This year, my birthday, and the holiday Rosh Hashanah fall on the same day. Rosh Hashanah, has several names, it is the Feast of Trumpets, the beginning of a new year in the Jewish faith, the head of the year, the birthday of the world, the celebration of creation and it is the beginning of the High Holy Days.
It is a time for reflection, recognizing ones failures and shortcomings of the previous year, repenting and beginning the new year afresh.
Unlike birthdays where we eat cake, traditionally honey and apples are served at Rosh Hashanah. They serve as a symbol of hope for a sweet year ahead.
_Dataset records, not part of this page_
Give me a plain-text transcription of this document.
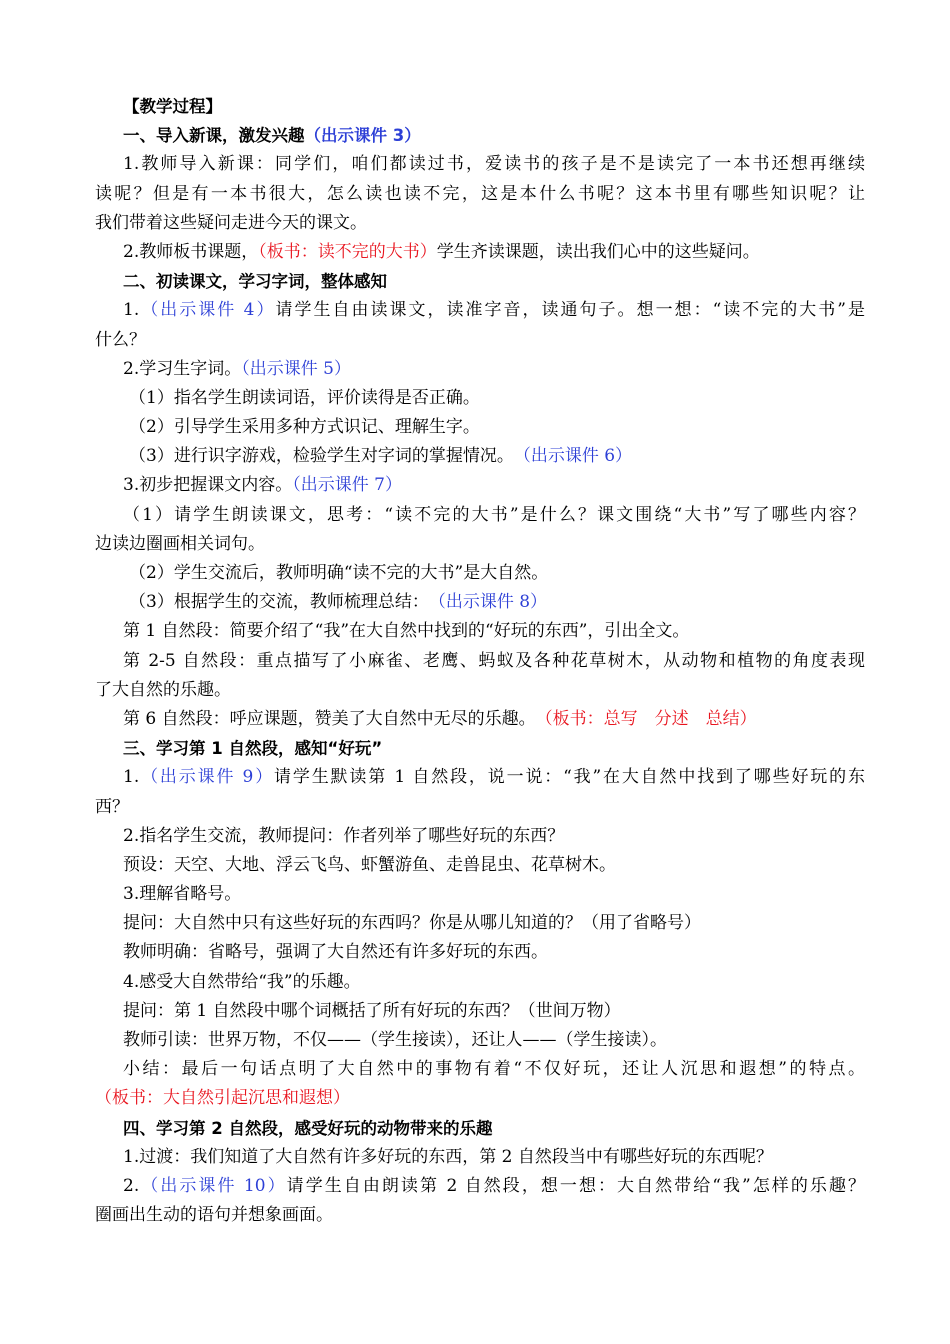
【教学过程】
一、导入新课，激发兴趣（出示课件 3）
1.教师导入新课：同学们，咱们都读过书，爱读书的孩子是不是读完了一本书还想再继续
读呢？但是有一本书很大，怎么读也读不完，这是本什么书呢？这本书里有哪些知识呢？让
我们带着这些疑问走进今天的课文。
2.教师板书课题，（板书：读不完的大书）学生齐读课题，读出我们心中的这些疑问。
二、初读课文，学习字词，整体感知
1.（出示课件 4）请学生自由读课文，读准字音，读通句子。想一想：“读不完的大书”是
什么？
2.学习生字词。（出示课件 5）
（1）指名学生朗读词语，评价读得是否正确。
（2）引导学生采用多种方式识记、理解生字。
（3）进行识字游戏，检验学生对字词的掌握情况。　（出示课件 6）
3.初步把握课文内容。（出示课件 7）
（1）请学生朗读课文，思考：“读不完的大书”是什么？课文围绕“大书”写了哪些内容？
边读边圈画相关词句。
（2）学生交流后，教师明确“读不完的大书”是大自然。
（3）根据学生的交流，教师梳理总结：　（出示课件 8）
第 1 自然段：简要介绍了“我”在大自然中找到的“好玩的东西”，引出全文。
第 2-5 自然段：重点描写了小麻雀、老鹰、蚂蚁及各种花草树木，从动物和植物的角度表现
了大自然的乐趣。
第 6 自然段：呼应课题，赞美了大自然中无尽的乐趣。　（板书：总写　分述　总结）
三、学习第 1 自然段，感知“好玩”
1.（出示课件 9）请学生默读第 1 自然段，说一说：“我”在大自然中找到了哪些好玩的东
西？
2.指名学生交流，教师提问：作者列举了哪些好玩的东西？
预设：天空、大地、浮云飞鸟、虾蟹游鱼、走兽昆虫、花草树木。
3.理解省略号。
提问：大自然中只有这些好玩的东西吗？你是从哪儿知道的？（用了省略号）
教师明确：省略号，强调了大自然还有许多好玩的东西。
4.感受大自然带给“我”的乐趣。
提问：第 1 自然段中哪个词概括了所有好玩的东西？（世间万物）
教师引读：世界万物，不仅——（学生接读），还让人——（学生接读）。
小结：最后一句话点明了大自然中的事物有着“不仅好玩，还让人沉思和遐想”的特点。
（板书：大自然引起沉思和遐想）
四、学习第 2 自然段，感受好玩的动物带来的乐趣
1.过渡：我们知道了大自然有许多好玩的东西，第 2 自然段当中有哪些好玩的东西呢？
2.（出示课件 10）请学生自由朗读第 2 自然段，想一想：大自然带给“我”怎样的乐趣？
圈画出生动的语句并想象画面。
If you’ve never eaten an apple dipped in honey you are missing a very special treat.
I have written before how September was always a special month for me and a time of new beginning. For one, it is my birthday month and my age ticked up another year, it was also the start of a new school year which marked a new beginning. Later in life, much later, I learned it was also a time of new beginning in G-d’s timetable.
As I reflect on my year gone by, I see many things I regret but I also see ways I have grown. I see my reactions to the frustrations and heartaches around me and in the world and I want to look more positively on how I can make a difference and not just complain.
Of course birthday’s traditionally come with wishes. If I could wish for anything on my birthday and have wish come true, I would wish for world peace, I would wish for an end to hunger, the end of sorrow, the end of hate.
If all those wishes are too grandiose or difficult, alternatively, I could ask for a cure for cancer and disease, healing for those who are sick especially one so close to me and so young. I would wish that we all could “love our neighbors as ourselves” – and I would wish that this love could start in my heart, with me.
Shanah Tovah u’metukah! May this year of 5783 be a good and sweet year for us all.